The time of his success was a good time, Richard thought, for summoning a Parliament and getting some money. So, a Parliament was called, and it flattered and fawned upon him as much as he could possibly desire, and declared him to be the rightful King of England, and his only son Edward, then eleven years of age, the next heir to the throne.

Richard knew full well that, let the Parliament say what it would, the Princess Elizabeth was remembered by people as the heiress of the house of York; and having accurate information besides, of its being designed by the conspirators to marry her to Henry of Richmond, he felt that it would much strengthen him and weaken them, to be beforehand with them, and marry her to his son. With this view he went to the Sanctuary at Westminster, where the late King's widow and her daughter still were, and besought them to come to Court: where (he swore by anything and everything) they should be safely and honourably entertained. They came, accordingly, but had scarcely been at Court a month when his son died suddenly - or was poisoned - and his plan was crushed to pieces.

In this extremity, King Richard, always active, thought, 'I must make another plan.' And he made the plan of marrying the Princess Elizabeth himself, although she was his niece.
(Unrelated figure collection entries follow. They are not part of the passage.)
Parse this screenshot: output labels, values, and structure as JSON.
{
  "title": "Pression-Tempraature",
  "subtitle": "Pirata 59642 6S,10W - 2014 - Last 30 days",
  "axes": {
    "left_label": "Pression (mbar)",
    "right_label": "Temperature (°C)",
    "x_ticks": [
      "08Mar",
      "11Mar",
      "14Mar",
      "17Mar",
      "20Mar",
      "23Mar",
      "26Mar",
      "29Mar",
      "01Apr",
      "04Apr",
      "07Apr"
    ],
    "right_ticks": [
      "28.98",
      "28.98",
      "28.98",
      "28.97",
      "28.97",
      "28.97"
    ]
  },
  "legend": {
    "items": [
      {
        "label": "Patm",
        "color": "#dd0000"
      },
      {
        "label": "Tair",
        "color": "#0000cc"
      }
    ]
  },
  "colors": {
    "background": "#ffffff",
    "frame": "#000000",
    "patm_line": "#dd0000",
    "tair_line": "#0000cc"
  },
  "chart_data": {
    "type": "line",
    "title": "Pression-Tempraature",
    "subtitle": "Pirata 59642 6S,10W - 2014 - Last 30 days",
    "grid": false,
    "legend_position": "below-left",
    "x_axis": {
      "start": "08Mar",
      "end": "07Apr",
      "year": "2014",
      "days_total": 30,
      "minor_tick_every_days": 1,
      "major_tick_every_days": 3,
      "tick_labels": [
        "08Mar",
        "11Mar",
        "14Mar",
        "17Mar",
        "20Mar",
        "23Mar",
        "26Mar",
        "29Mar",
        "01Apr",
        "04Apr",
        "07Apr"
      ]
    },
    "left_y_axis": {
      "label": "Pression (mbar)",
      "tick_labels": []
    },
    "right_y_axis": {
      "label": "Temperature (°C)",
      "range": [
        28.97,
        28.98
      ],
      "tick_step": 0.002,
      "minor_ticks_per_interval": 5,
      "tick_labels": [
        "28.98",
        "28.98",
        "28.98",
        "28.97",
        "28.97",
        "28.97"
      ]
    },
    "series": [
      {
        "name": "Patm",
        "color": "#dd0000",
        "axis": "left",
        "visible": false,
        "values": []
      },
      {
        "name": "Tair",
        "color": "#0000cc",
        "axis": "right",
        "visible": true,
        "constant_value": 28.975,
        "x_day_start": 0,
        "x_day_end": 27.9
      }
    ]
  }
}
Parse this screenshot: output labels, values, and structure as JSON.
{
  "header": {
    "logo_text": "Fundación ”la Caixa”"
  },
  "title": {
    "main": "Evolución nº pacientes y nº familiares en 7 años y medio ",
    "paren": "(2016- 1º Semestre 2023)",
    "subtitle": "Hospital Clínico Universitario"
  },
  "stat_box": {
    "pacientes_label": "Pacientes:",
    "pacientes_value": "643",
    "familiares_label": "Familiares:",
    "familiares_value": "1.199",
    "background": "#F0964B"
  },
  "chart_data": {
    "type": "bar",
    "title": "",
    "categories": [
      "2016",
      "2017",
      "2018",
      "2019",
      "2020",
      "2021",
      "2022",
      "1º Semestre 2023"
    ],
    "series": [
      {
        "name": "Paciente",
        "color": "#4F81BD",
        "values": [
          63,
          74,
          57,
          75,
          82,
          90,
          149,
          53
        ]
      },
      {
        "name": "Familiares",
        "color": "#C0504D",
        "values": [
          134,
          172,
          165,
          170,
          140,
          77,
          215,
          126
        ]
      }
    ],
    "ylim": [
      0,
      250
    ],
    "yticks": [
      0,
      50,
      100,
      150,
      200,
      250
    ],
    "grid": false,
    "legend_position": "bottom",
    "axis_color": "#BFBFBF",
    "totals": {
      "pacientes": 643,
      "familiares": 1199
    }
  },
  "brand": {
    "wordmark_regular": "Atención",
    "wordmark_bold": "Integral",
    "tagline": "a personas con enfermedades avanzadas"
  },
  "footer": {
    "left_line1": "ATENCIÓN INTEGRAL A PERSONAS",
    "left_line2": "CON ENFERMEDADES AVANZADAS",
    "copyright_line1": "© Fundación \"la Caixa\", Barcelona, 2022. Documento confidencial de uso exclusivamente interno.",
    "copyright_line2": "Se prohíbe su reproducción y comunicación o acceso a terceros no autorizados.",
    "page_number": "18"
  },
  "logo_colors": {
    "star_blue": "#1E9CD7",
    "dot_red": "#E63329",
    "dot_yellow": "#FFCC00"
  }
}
There was one difficulty in the way: his wife, the Queen Anne, was alive. But, he knew (remembering his nephews) how to remove that obstacle, and he made love to the Princess Elizabeth, telling her he felt perfectly confident that the Queen would die in February. The Princess was not a very scrupulous young lady, for, instead of rejecting the murderer of her brothers with scorn and hatred, she openly declared she loved him dearly; and, when February came and the Queen did not die, she expressed her impatient opinion that she was too long about it. However, King Richard was not so far out in his prediction, but, that she died in March - he took good care of that - and then this precious pair hoped to be married. But they were disappointed, for the idea of such a marriage was so unpopular in the country, that the King's chief counsellors, RATCLIFFE and CATESBY, would by no means undertake to propose it, and the King was even obliged to declare in public that he had never thought of such a thing.

He was, by this time, dreaded and hated by all classes of his subjects. His nobles deserted every day to Henry's side; he dared not call another Parliament, lest his crimes should be denounced there; and for want of money, he was obliged to get Benevolences from the citizens, which exasperated them all against him.